Shabbat Shalom: Women Scientists and the Freedom to Discover
Dear Friends,
This week I met women who are going to change the world.
At this year’s “BGU Women in Science Day,” female graduate students competed for the outstanding research prize, presenting their findings to a panel of judges. I spent time walking among the posters, listening to young researchers explain their work with a level of clarity, confidence, and intellectual excitement that stopped me more than once.
The “women in science” question has never really been about talent. The talent is obvious. The real question is whether talent finds its way. Whether the path from potential to achievement is longer, harder, or lonelier for some than for others. And every time brilliant minds are discouraged, excluded, or diverted away from science, society loses discoveries that might otherwise have changed lives.
What struck me most was not only the quality of the research itself, but the atmosphere surrounding it: curiosity, disagreement, ambition, rigor, open discussion. In other words, the ordinary miracle of a functioning research university.
That may sound almost self-evident.

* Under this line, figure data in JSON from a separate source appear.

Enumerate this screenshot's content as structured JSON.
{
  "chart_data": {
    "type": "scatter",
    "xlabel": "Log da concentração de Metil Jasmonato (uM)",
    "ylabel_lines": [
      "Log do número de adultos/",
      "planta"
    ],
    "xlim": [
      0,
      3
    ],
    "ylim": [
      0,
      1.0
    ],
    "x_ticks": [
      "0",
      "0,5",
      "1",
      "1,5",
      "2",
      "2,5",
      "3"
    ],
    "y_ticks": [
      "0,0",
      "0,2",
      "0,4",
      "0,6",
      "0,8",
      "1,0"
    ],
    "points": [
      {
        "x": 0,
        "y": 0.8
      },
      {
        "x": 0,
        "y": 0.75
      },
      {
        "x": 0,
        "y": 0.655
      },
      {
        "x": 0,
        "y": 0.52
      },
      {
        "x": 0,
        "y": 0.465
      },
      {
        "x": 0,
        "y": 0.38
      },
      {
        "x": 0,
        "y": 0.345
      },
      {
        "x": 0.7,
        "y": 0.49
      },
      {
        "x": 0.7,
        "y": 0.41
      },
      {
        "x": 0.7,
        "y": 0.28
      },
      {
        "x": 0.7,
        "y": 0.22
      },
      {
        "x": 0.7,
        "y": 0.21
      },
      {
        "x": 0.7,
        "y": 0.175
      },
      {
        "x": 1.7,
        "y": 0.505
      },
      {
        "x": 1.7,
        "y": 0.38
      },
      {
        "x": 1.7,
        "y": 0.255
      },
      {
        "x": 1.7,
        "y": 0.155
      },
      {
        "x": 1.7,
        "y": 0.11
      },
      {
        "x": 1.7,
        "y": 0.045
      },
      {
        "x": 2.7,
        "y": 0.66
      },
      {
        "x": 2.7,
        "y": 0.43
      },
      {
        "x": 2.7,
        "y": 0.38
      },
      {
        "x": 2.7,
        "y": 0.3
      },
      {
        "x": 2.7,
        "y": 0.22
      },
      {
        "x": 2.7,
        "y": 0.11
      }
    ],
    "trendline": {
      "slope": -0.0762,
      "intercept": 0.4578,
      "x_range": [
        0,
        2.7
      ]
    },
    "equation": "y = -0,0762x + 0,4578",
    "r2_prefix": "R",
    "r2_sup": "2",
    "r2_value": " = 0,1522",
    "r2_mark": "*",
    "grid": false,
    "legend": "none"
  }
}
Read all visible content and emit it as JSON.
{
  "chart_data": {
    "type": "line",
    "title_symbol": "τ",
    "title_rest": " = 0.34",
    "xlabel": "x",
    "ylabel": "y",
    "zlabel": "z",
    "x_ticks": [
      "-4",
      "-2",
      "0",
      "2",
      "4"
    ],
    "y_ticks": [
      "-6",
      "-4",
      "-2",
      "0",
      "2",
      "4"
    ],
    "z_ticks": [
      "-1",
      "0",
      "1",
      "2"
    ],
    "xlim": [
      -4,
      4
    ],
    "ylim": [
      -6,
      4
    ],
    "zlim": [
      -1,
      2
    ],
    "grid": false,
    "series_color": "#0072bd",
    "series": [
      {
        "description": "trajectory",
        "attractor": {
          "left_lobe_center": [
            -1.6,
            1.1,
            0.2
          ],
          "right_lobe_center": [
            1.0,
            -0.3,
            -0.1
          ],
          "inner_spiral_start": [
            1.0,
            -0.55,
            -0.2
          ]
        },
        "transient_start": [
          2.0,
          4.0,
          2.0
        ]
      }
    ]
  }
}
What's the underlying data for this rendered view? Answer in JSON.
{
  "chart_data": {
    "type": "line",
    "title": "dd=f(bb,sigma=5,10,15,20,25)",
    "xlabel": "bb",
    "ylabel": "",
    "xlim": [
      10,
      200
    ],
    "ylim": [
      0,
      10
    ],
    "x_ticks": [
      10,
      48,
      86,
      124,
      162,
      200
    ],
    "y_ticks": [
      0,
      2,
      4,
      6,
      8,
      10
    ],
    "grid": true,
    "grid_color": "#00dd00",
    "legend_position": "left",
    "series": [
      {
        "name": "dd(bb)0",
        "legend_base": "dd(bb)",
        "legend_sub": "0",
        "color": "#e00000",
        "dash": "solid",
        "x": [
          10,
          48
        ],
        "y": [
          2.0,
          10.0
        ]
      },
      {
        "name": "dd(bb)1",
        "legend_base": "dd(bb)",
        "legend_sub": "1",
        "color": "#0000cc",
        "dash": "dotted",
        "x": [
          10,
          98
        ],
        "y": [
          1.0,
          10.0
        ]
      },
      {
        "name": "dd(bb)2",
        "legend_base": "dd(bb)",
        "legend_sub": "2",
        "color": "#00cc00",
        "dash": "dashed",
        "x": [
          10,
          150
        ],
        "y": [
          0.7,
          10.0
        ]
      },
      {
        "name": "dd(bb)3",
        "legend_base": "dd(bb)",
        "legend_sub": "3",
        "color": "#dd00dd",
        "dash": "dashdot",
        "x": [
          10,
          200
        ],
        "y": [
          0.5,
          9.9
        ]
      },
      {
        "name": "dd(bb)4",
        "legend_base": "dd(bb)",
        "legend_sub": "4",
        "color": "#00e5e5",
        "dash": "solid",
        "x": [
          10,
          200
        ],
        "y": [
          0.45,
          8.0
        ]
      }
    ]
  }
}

But increasingly, around the world and here in Israel as well, it is not.
This past week, in my capacity as Chair of VERA, the Council of Israeli University Presidents, I helped lead an unprecedented joint response by the heads of 48 Israeli institutions of higher education, universities and colleges, public and private, secular and religious, against proposed legislation that would allow the Minister of Education to financially penalize universities for institutional actions deemed “political.” Beneath the innocuous title of the law lies something far more troubling: the concentration of power to determine what constitutes legitimate public expression in the hands of a single politician.
There is an irony here that should concern all of us. Universities are often accused of being “political” simply because they remain among the last places where difficult questions are still openly debated. But the purpose of a university is not ideological conformity. A healthy university is one where ideas are tested rigorously, where evidence matters, where disagreement is permitted, and where young people learn not what to think, but how to think.
That is exactly what I saw this week among those young women researchers presenting their work.
Their discoveries may emerge years from now in medicine, engineering, climate science, AI, or biotechnology. But none of that innovation happens in environments governed by fear, intellectual intimidation, or political dependency. Scientific creativity requires institutional freedom.
This is why protecting higher education matters far beyond the university itself. Countries that weaken the independence of their universities ultimately weaken their own scientific capacity, economic competitiveness, democratic resilience, and ability to attract and retain talent.
At Ben-Gurion University, especially in the Negev, we understand this deeply. Our mission has always been larger than classrooms and laboratories alone. We are helping build the future scientific, medical, technological, and social leadership of Israel. That responsibility requires not only investment in research and students, but protection of the conditions that allow knowledge itself to flourish.
Watching those students this week, I left deeply optimistic. The next generation is ready. Our responsibility is to ensure that the university remains a place where their talent can thrive freely.